Zulip Chat Archive
Stream: general
Topic: dbg_trace timestamp milliseconds
Samuel Chassot (Aug 12 2025 at 20:30):
Hi everyone,
I am trying to improve performance of our program at runtime, and for that I would like to print in a dbg_trace (or elsewhere) the current time in milliseconds, to later perform analysis using them. Is there a proper way to do so?
I tried IO.monoMsNow, IO.Process.output { cmd := "date", args := #["+%s%3N"] } and other related things, but it is always printing 0, and I couldn't find why.
Thanks a lot :)
Henrik Böving (Aug 12 2025 at 20:35):
I would probably suggest to work with proper profiling tools instead
Samuel Chassot (Aug 12 2025 at 20:38):
I am, but with them I am loosing information like what are the arguments passed to a given function for a given call.

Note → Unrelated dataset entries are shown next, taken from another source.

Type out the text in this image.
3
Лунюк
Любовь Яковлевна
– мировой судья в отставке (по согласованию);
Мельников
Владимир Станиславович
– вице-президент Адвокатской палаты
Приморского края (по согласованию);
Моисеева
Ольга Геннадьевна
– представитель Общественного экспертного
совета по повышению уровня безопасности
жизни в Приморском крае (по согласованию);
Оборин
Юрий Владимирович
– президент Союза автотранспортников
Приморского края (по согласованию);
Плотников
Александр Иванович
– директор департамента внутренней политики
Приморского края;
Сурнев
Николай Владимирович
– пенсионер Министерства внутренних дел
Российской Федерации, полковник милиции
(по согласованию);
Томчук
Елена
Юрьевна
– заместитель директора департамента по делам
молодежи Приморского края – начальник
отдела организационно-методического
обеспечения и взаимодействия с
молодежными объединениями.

Henrik Böving (Aug 12 2025 at 20:42):
Well if your function is indeed in an IO compatible monad you should be able to use IO.monoMsNow and it should just print things, if it is then monoMsNow returning 0 is certainly a bug
Samuel Chassot (Aug 12 2025 at 20:44):
that's the thing, the function is already in an Except monad and I couldn't change the signature without introducing to much of a burden. I was using IO.monoMsNow with unsafe
Henrik Böving (Aug 12 2025 at 20:52):
If you do that the compiler can arbitrarily reorder the monoMsNow call, you will at least have to use the same continuation based trick that dbgTrace uses.
Samuel Chassot (Aug 12 2025 at 21:38):
Henrik Böving said:
If you do that the compiler can arbitrarily reorder the monoMsNow call, you will at least have to use the same continuation based trick that dbgTrace uses.
Alright, that's what I suspected. Thank you!